I’d like to introduce Kevin D. Aslan, a debut author who is self-publishing his fantasy novel Encore as a serial. Encore follows Leo Melikian, a smart but naïve 25-year old in the south of France who discovers he’s suddenly living each day twice: Monday followed by Monday, Tuesday by Tuesday, and so on. Kevin agreed to participate in my occasional series of posts under the heading “Five Questions.” Thank you, Kevin! If you have any extra questions for Kevin, post them in the comments section below.
Do you remember the first character you created? Tell me about him/her/it.
It was a dueling squirrel called Keil, who was leading a rag-tag group defending their land against an army of beetles. I was 10 and heavily influenced by the Redwall series. I never did finish that book, although I wrote over a hundred (mostly unreadable) pages. But I ended up connecting with him so much that I used his name as my online handle for years afterwards.

How did you feel when you saw your work in print / electronic form for the first time?
There’s a sense of pride, followed by immediate fear. Before, my work was hidden deep inside my computer, accessible only to those I personally vetted. Suddenly, it was up there for the world to see. What if it wasn’t good enough? Any mistakes suddenly became glaringly obvious and I was sure everyone would just stop reading as soon as they saw them.
What is your favorite piece of advice for new writers?
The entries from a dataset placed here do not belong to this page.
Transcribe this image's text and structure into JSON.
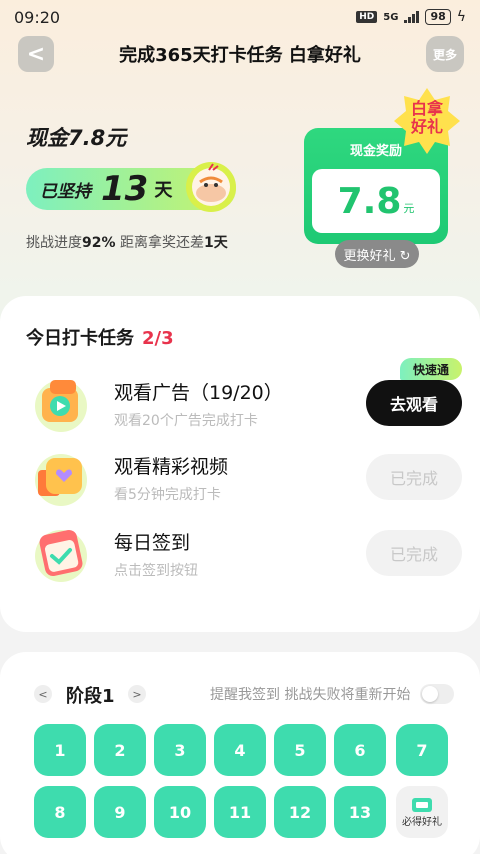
{
  "status": {
    "time": "09:20",
    "hd": "HD",
    "network": "5G",
    "battery": "98"
  },
  "nav": {
    "back": "<",
    "title": "完成365天打卡任务 白拿好礼",
    "more": "更多"
  },
  "hero": {
    "cash_title": "现金7.8元",
    "streak_pre": "已坚持",
    "streak_days": "13",
    "streak_post": "天",
    "progress_prefix": "挑战进度",
    "progress_pct": "92%",
    "progress_mid": " 距离拿奖还差",
    "progress_left": "1天"
  },
  "reward": {
    "label": "现金奖励",
    "amount": "7.8",
    "unit": "元",
    "badge_line1": "白拿",
    "badge_line2": "好礼",
    "change": "更换好礼 ↻"
  },
  "tasks": {
    "header": "今日打卡任务",
    "count": "2/3",
    "fast_tag": "快速通",
    "items": [
      {
        "title": "观看广告（19/20）",
        "sub": "观看20个广告完成打卡",
        "button": "去观看"
      },
      {
        "title": "观看精彩视频",
        "sub": "看5分钟完成打卡",
        "button": "已完成"
      },
      {
        "title": "每日签到",
        "sub": "点击签到按钮",
        "button": "已完成"
      }
    ]
  },
  "stage": {
    "title": "阶段1",
    "prev": "<",
    "next": ">",
    "remind": "提醒我签到 挑战失败将重新开始",
    "days": [
      "1",
      "2",
      "3",
      "4",
      "5",
      "6",
      "7",
      "8",
      "9",
      "10",
      "11",
      "12",
      "13"
    ],
    "gift_label": "必得好礼"
  },
  "colors": {
    "accent": "#1ec974",
    "day_tile": "#3edcae",
    "highlight": "#e8334c"
  }
}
What would you like to read? Write that. I feel like too often we forget that it’s the story that matters. There’s something beautiful in putting words to paper and conjuring up images, sounds, sensations and fantastic emotions – but at the end of the day, the most important thing is always the story.
What would you like to read? Write that.
It’s like someone trying to figure out the tone they’ll use on a speech without having written it yet. You need the content first before you can set the words in motion. I’ve seen terribly written stories that I kept reading to the very end because the idea was so compelling, and ones with magnificent prose that I had to put down as they simply weren’t going anywhere interesting. Ideally you want both, but the story is always the most important.
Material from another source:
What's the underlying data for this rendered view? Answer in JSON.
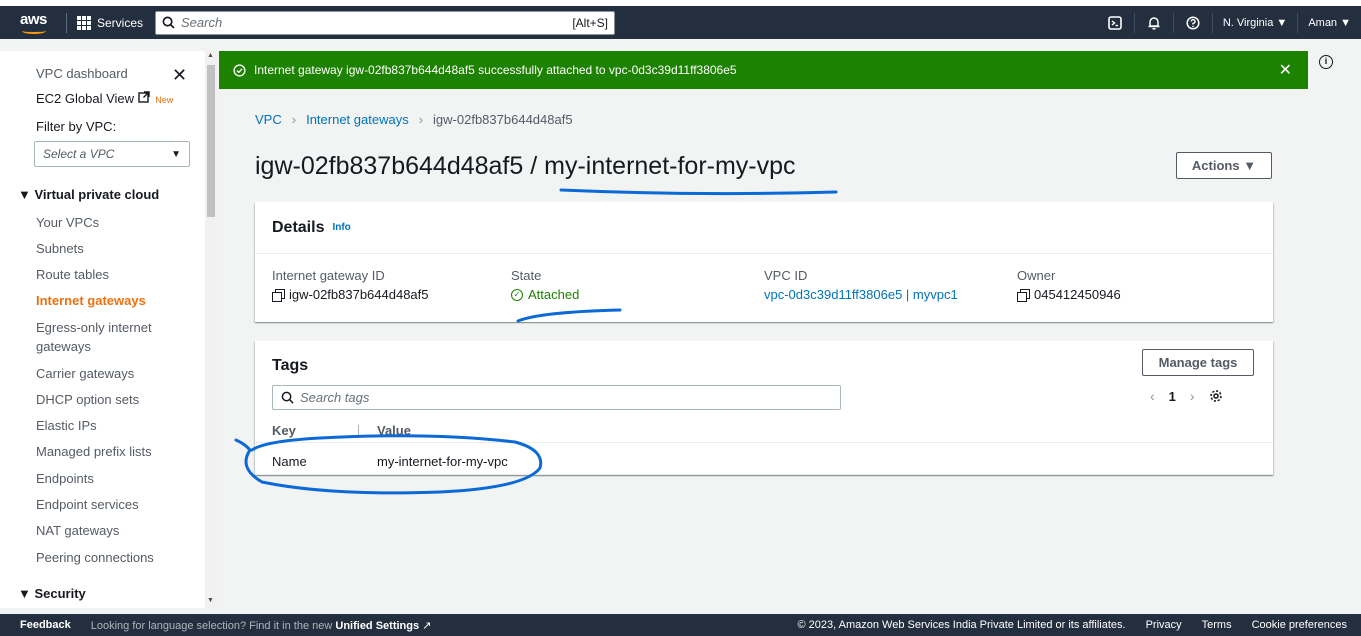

If you were king, what would you change about the publishing world?
I’d love to see a digital marketplace where readers could express interest in book pitches / ideas / authors (à la Kickstarter, but without the financial backing) and let the publishing houses treat directly within those.
Authors can approach today’s market one of two ways: bottom-up or top-down. Bottom-up means you start by creating a readership base, and grow that bit by bit until you are either able to reach mass while self-publishing or somehow manage to attract the interest of publishing houses. Top-down means you reach out to agents, then editors/publishers, and a few years later, you let them push your work onto the market. How about a place where you’re able to have both? Build your platform on which both readers and agents/publishers interact?
What is your next project? Timeline?
Right now I’m publishing my first fiction novel, Encore, as a weekly serial. Each Wednesday I post a new chapter, both in text, e-book format and audiobook (yeah, I do my own recordings 🙂 ).
Encore follows Leo Melikian, a smart but naïve 25-year old who discovers he’s living each day twice: Monday followed by Monday, Tuesday by Tuesday, and so on. Leo’s a bit of a blank slate when this starts, stuck in a dead-end white-collar job, and he proceeds to use this power to completely change his life, not realizing that the power is also changing him.
Bonus question: If you could reincarnate as another writer, living or dead, who would it be?
Shakespeare. Just to figure out who he actually was, and if it really was one person writing so much and so mind-blowingly well, or a group of people as some theories tend to indicate.